L’anno della svolta nella vita delle tre sorelle può essere considerato il 1845, quando Charlotte – lette di nascosto le poesie di Emily – decide di pubblicarle a sua insaputa. Se da un lato va dato atto a Charlotte di avere subito acutamente compreso l’alto valore letterario dei componimenti della sorella, dall’altro non può essere taciuta la sua debolezza quando decide di rendere ‘familiare’ e non personale il volume dei Poems del 1846. Esso infatti appare infarcito anche di alcune liriche mediocri della stessa Charlotte e di altre – assolutamente nulle dal punto di vista estetico – di Anne. Ritenendo (forse giustamente) che come donne non sarebbero state prese in seria considerazione, Charlotte decise inoltre che il volume doveva apparire come opera di Currer, Ellis, and Acton Bell (rispettando le iniziali del nome proprio di ciascuna, in scala di età, e del cognome). Vendette due copie, ma permise all’intraprendende fanciulla di far circolare alcune presentation-copies tra gli addetti ai lavori.

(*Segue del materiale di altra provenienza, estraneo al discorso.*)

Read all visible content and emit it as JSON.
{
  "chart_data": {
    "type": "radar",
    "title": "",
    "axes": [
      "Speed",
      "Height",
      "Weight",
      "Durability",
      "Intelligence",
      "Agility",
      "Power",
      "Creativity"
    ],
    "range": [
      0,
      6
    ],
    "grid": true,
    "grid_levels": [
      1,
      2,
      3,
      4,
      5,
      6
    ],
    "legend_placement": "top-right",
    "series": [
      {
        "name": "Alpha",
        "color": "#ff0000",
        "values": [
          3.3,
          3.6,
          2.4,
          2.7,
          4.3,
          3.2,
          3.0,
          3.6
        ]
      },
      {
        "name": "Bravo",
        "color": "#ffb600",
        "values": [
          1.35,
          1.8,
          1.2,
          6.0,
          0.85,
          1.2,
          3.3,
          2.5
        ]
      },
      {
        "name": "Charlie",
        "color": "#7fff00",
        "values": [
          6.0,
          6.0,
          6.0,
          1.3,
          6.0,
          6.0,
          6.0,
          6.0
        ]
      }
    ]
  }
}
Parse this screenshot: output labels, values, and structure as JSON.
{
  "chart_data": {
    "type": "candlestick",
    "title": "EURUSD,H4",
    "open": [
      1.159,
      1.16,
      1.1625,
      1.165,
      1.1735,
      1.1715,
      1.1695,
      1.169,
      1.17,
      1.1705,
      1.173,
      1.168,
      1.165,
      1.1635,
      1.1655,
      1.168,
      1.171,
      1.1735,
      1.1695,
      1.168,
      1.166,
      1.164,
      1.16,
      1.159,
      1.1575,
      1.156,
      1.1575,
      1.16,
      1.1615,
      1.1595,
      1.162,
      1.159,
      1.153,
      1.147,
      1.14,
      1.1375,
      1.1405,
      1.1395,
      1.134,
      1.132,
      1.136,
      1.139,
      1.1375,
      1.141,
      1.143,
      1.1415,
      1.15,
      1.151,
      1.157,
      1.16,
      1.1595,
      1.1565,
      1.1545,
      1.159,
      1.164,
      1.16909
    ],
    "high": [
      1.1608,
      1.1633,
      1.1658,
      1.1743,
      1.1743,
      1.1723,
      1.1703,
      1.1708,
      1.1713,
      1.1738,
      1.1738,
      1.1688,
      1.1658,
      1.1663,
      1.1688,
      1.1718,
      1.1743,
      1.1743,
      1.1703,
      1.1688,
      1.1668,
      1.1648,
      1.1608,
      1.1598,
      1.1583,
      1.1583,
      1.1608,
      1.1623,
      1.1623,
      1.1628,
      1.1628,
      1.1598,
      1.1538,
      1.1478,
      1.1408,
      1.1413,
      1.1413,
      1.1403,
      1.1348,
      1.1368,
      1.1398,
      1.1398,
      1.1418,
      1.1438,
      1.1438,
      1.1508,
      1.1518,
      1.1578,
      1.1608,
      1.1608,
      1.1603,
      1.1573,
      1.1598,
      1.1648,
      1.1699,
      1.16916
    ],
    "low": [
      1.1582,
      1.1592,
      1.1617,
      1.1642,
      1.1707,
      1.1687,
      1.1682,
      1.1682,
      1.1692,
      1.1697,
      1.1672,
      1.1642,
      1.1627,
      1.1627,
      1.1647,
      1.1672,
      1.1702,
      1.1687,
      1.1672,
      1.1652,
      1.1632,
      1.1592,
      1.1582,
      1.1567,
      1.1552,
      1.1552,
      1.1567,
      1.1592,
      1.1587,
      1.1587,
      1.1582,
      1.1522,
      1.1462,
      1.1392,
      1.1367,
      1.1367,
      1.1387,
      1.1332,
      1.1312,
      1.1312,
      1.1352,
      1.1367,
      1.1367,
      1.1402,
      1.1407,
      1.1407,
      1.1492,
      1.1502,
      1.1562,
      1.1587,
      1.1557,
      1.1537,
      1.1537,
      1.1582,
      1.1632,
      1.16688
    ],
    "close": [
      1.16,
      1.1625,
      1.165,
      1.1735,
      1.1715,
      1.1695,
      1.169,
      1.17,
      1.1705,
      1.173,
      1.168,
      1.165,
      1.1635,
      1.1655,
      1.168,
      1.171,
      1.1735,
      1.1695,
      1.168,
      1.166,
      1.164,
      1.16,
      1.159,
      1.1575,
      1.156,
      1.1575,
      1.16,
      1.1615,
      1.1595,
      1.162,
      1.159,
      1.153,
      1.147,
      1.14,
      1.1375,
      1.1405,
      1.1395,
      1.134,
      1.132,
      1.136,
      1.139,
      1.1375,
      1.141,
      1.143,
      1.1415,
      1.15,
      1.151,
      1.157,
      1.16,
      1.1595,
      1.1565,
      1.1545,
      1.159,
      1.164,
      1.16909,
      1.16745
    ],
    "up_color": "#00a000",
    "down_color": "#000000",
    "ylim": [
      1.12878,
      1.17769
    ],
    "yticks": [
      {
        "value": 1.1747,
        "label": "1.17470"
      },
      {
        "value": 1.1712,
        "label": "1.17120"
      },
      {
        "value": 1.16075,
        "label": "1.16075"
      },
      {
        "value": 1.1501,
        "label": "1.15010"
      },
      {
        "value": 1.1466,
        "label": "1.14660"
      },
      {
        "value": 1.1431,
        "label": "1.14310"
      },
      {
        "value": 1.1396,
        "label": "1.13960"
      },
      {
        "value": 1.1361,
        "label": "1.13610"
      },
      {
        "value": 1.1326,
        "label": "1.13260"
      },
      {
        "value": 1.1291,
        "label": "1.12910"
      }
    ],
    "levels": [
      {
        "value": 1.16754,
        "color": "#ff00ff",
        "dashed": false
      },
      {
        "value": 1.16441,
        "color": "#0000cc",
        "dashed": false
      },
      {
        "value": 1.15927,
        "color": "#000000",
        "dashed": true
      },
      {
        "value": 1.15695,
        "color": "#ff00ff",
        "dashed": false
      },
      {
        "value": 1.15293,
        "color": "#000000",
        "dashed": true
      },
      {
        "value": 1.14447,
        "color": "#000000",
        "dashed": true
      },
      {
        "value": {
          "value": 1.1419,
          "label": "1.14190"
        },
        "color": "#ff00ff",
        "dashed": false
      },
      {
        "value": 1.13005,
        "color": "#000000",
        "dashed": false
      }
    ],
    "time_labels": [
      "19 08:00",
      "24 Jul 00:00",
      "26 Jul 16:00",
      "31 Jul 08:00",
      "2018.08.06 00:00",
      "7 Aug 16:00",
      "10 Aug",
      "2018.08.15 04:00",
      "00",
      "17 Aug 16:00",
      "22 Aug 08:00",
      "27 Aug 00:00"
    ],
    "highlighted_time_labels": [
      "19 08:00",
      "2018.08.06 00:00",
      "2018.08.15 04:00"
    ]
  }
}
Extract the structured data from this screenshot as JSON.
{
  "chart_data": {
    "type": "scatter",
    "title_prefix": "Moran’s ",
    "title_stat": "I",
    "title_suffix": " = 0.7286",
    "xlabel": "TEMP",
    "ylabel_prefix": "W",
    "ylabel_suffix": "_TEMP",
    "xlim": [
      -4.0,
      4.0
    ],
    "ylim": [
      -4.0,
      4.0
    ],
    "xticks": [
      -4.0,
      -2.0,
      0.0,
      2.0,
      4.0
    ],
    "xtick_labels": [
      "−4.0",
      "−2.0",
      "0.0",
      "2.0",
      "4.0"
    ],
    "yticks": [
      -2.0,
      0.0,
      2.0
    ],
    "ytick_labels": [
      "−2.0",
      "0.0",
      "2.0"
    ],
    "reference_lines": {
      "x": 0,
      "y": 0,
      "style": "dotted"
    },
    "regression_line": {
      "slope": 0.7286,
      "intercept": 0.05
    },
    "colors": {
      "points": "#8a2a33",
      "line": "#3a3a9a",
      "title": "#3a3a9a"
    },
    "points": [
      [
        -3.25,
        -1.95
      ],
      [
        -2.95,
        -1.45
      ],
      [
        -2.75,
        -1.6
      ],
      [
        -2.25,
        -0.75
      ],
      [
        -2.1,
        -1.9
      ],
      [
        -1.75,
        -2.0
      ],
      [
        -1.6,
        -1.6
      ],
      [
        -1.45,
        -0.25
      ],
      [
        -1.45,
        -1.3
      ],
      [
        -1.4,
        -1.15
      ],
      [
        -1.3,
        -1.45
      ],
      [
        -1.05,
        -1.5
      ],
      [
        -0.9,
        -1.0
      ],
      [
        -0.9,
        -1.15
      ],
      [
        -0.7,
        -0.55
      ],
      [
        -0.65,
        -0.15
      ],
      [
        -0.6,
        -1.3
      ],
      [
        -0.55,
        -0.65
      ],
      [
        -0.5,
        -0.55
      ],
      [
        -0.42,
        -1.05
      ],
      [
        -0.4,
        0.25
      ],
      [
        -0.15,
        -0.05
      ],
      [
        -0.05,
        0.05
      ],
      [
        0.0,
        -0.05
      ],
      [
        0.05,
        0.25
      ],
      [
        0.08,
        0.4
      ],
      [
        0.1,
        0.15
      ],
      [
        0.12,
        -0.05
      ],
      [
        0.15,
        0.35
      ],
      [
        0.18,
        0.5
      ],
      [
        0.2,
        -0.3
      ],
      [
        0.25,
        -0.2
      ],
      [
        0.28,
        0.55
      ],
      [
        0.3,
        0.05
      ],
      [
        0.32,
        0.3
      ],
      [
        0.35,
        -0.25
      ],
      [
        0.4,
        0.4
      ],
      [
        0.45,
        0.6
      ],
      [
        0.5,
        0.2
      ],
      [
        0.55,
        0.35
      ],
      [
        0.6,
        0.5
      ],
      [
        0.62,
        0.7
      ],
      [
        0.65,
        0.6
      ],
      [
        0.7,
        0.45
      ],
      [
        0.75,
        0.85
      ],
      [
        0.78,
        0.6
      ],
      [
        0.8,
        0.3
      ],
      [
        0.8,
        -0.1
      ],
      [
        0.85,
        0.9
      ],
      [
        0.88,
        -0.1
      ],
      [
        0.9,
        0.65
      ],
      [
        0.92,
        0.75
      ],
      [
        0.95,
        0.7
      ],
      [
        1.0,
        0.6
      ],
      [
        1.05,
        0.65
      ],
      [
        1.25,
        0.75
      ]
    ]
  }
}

Nel frattempo Charlotte – dopo essersi vista rifiutare da svariati editori il primo romanzo, The Professor (che apparve postumo nel 1857) – si era gettata a capo fitto nella scrittura del secondo, il suo capolavoro: Jane Eyre. Negli stessi mesi in cui – in straordinaria sintonia – Emily andava componendo Wuthering Heights e Anne Agnes Grey. I tre romanzi vennero pubblicati nel 1847: Jane Eyre in ottobre; gli altri due in dicembre. Il piccolo vantaggio di due mesi, dato l’immediato travolgente successo ottenuto da Charlotte, non va sottovalutato. I romanzi delle sorelle vennero subito pubblicati perché era già uscito Jane Eyre.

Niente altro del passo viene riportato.